A recent Sports Illustrated survey of 464 Major League Baseball players named Florida Marlins owner Jeffrey Loria as the second worst owner in baseball after Royal’s owner David Glass and along side the owners of the Devil Rays and Orioles. I suspect this has more to do with reputation than anything else.

Loria has pissed off many players in his days. He is still being blamed for something in Montreal, even though the fans didn’t show up, and ultimately MLB moved the team. I’m sure some of the 2005 Marlins are upset with him for trading them away to build our new up and coming lineup.

But is he really that bad?

He took big risks and splurged on special players (Pudge, Leiter, Delgado) even though it didn’t always help. He has managed to keep the best GM in the game. Yes, the Girardi situation and the Torborg firing didn’t go smoothly but baseball is not always pretty. Ultimately, the Torborg change worked out and the jury is still out on the Girardi decision (who, interestingly, has not been hired by anyone else yet).

Bottom line: We’ve been winning, we have another World Series ring, TV viewership is growing, and we have some of the best young talent in baseball. All this with a terrible stadium deal and low attendance. Loria, arguably, deserves praise for running a winning organization which overcomes legacy problems and deals with shrewed business and baseball decisions. I contend that he may be one of the best in baseball.

A special note to Marlins fans: John Henry received 9% of the vote as “Best Owner”. That alone should tell you how meaningful this list is.

0 Replies to “Worst-Owner-EVER? No, Maybe One of the Best”

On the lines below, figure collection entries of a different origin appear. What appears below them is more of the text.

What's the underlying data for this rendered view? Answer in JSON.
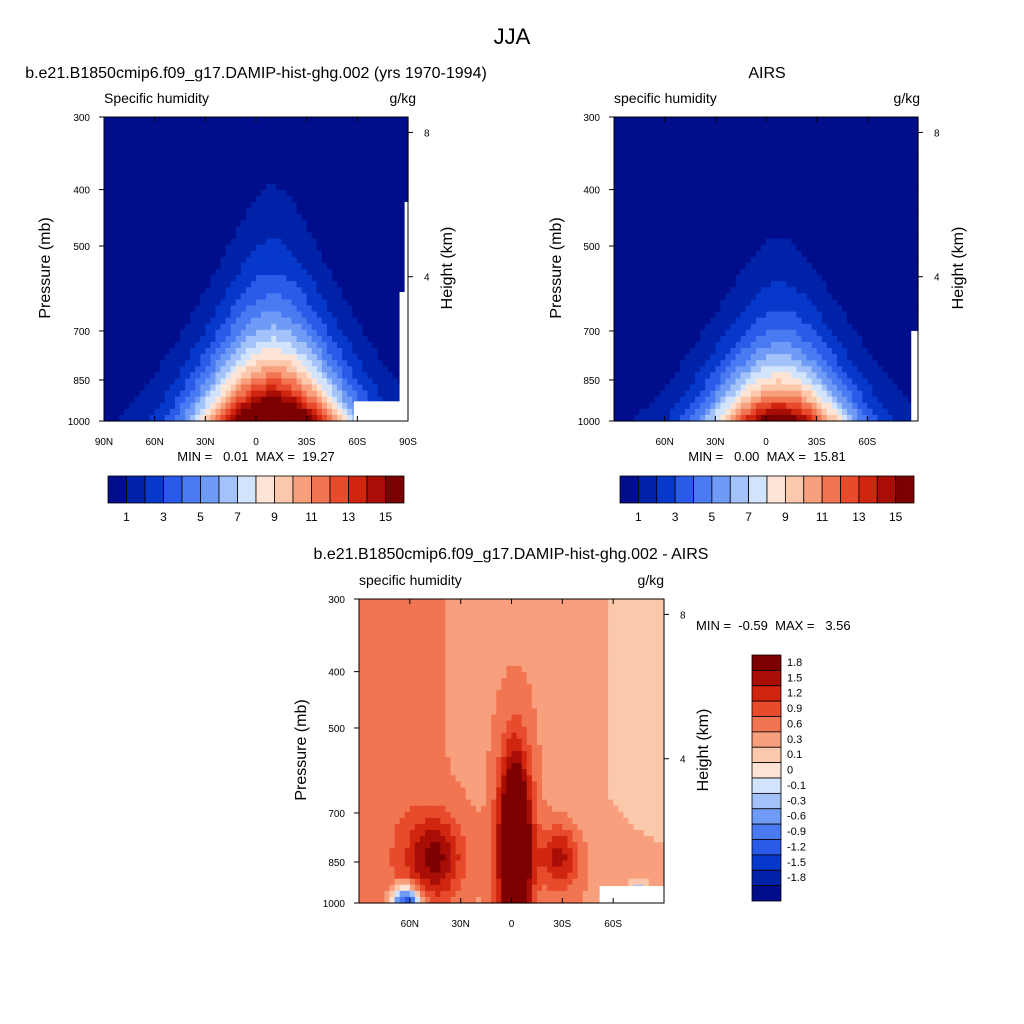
{
  "figure_title": "JJA",
  "colors": {
    "abs_bins": [
      "#000e8c",
      "#0022a9",
      "#0638cc",
      "#2a5ae8",
      "#4a7af2",
      "#6f9af6",
      "#a3c2fa",
      "#d2e4fc",
      "#fde4d5",
      "#fbc8ac",
      "#f8a07e",
      "#f27552",
      "#e84a2c",
      "#d0250e",
      "#a80e06",
      "#7d0000"
    ],
    "diff_bins": [
      "#000e8c",
      "#0022a9",
      "#0638cc",
      "#2a5ae8",
      "#4a7af2",
      "#6f9af6",
      "#a3c2fa",
      "#d2e4fc",
      "#fde4d5",
      "#fbc8ac",
      "#f8a07e",
      "#f27552",
      "#e84a2c",
      "#d0250e",
      "#a80e06",
      "#7d0000"
    ]
  },
  "chart_data": [
    {
      "type": "heatmap",
      "title": "b.e21.B1850cmip6.f09_g17.DAMIP-hist-ghg.002 (yrs 1970-1994)",
      "left_subtitle": "Specific humidity",
      "right_subtitle": "g/kg",
      "ylabel": "Pressure (mb)",
      "ylabel_right": "Height (km)",
      "x_ticks": [
        "90N",
        "60N",
        "30N",
        "0",
        "30S",
        "60S",
        "90S"
      ],
      "x_tick_lats": [
        90,
        60,
        30,
        0,
        -30,
        -60,
        -90
      ],
      "xlim": [
        90,
        -90
      ],
      "y_ticks": [
        "300",
        "400",
        "500",
        "700",
        "850",
        "1000"
      ],
      "y_tick_values": [
        300,
        400,
        500,
        700,
        850,
        1000
      ],
      "ylim": [
        300,
        1000
      ],
      "y_scale": "log",
      "right_ticks": [
        "8",
        "4"
      ],
      "right_tick_km": [
        8,
        4
      ],
      "min_max": "MIN =   0.01  MAX =  19.27",
      "min": 0.01,
      "max": 19.27,
      "field": {
        "peak": 19.27,
        "peak_lat": -10,
        "scale_height": 2.2,
        "width_sfc": 42,
        "width_top": 16
      },
      "colorbar_labels": [
        "1",
        "3",
        "5",
        "7",
        "9",
        "11",
        "13",
        "15"
      ],
      "levels": [
        1,
        2,
        3,
        4,
        5,
        6,
        7,
        8,
        9,
        10,
        11,
        12,
        13,
        14,
        15
      ]
    },
    {
      "type": "heatmap",
      "title": "AIRS",
      "left_subtitle": "specific humidity",
      "right_subtitle": "g/kg",
      "ylabel": "Pressure (mb)",
      "ylabel_right": "Height (km)",
      "x_ticks": [
        "60N",
        "30N",
        "0",
        "30S",
        "60S"
      ],
      "x_tick_lats": [
        60,
        30,
        0,
        -30,
        -60
      ],
      "xlim": [
        90,
        -90
      ],
      "y_ticks": [
        "300",
        "400",
        "500",
        "700",
        "850",
        "1000"
      ],
      "y_tick_values": [
        300,
        400,
        500,
        700,
        850,
        1000
      ],
      "ylim": [
        300,
        1000
      ],
      "y_scale": "log",
      "right_ticks": [
        "8",
        "4"
      ],
      "right_tick_km": [
        8,
        4
      ],
      "min_max": "MIN =   0.00  MAX =  15.81",
      "min": 0.0,
      "max": 15.81,
      "field": {
        "peak": 15.81,
        "peak_lat": -8,
        "scale_height": 1.8,
        "width_sfc": 40,
        "width_top": 14
      },
      "colorbar_labels": [
        "1",
        "3",
        "5",
        "7",
        "9",
        "11",
        "13",
        "15"
      ],
      "levels": [
        1,
        2,
        3,
        4,
        5,
        6,
        7,
        8,
        9,
        10,
        11,
        12,
        13,
        14,
        15
      ]
    },
    {
      "type": "heatmap",
      "title": "b.e21.B1850cmip6.f09_g17.DAMIP-hist-ghg.002 - AIRS",
      "left_subtitle": "specific humidity",
      "right_subtitle": "g/kg",
      "ylabel": "Pressure (mb)",
      "ylabel_right": "Height (km)",
      "x_ticks": [
        "60N",
        "30N",
        "0",
        "30S",
        "60S"
      ],
      "x_tick_lats": [
        60,
        30,
        0,
        -30,
        -60
      ],
      "xlim": [
        90,
        -90
      ],
      "y_ticks": [
        "300",
        "400",
        "500",
        "700",
        "850",
        "1000"
      ],
      "y_tick_values": [
        300,
        400,
        500,
        700,
        850,
        1000
      ],
      "ylim": [
        300,
        1000
      ],
      "y_scale": "log",
      "right_ticks": [
        "8",
        "4"
      ],
      "right_tick_km": [
        8,
        4
      ],
      "min_max": "MIN =  -0.59  MAX =   3.56",
      "min": -0.59,
      "max": 3.56,
      "colorbar_labels": [
        "1.8",
        "1.5",
        "1.2",
        "0.9",
        "0.6",
        "0.3",
        "0.1",
        "0",
        "-0.1",
        "-0.3",
        "-0.6",
        "-0.9",
        "-1.2",
        "-1.5",
        "-1.8"
      ],
      "levels": [
        -1.8,
        -1.5,
        -1.2,
        -0.9,
        -0.6,
        -0.3,
        -0.1,
        0,
        0.1,
        0.3,
        0.6,
        0.9,
        1.2,
        1.5,
        1.8
      ]
    }
  ]
}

  1. I disagree. Loria turned a profit of over $45 million dollars last year… more than 50% higher than that of any other team in MLB. He was able to do this because he doesn’t spend any money on putting a quality team on the field. Yes, he sometimes will splurge on a superstar-type player… but that’s not how to build a real team fans can get behind. You need depth in the rotation and bull-pen, and Loria is too cheap and short-sighted to make these necessary additions.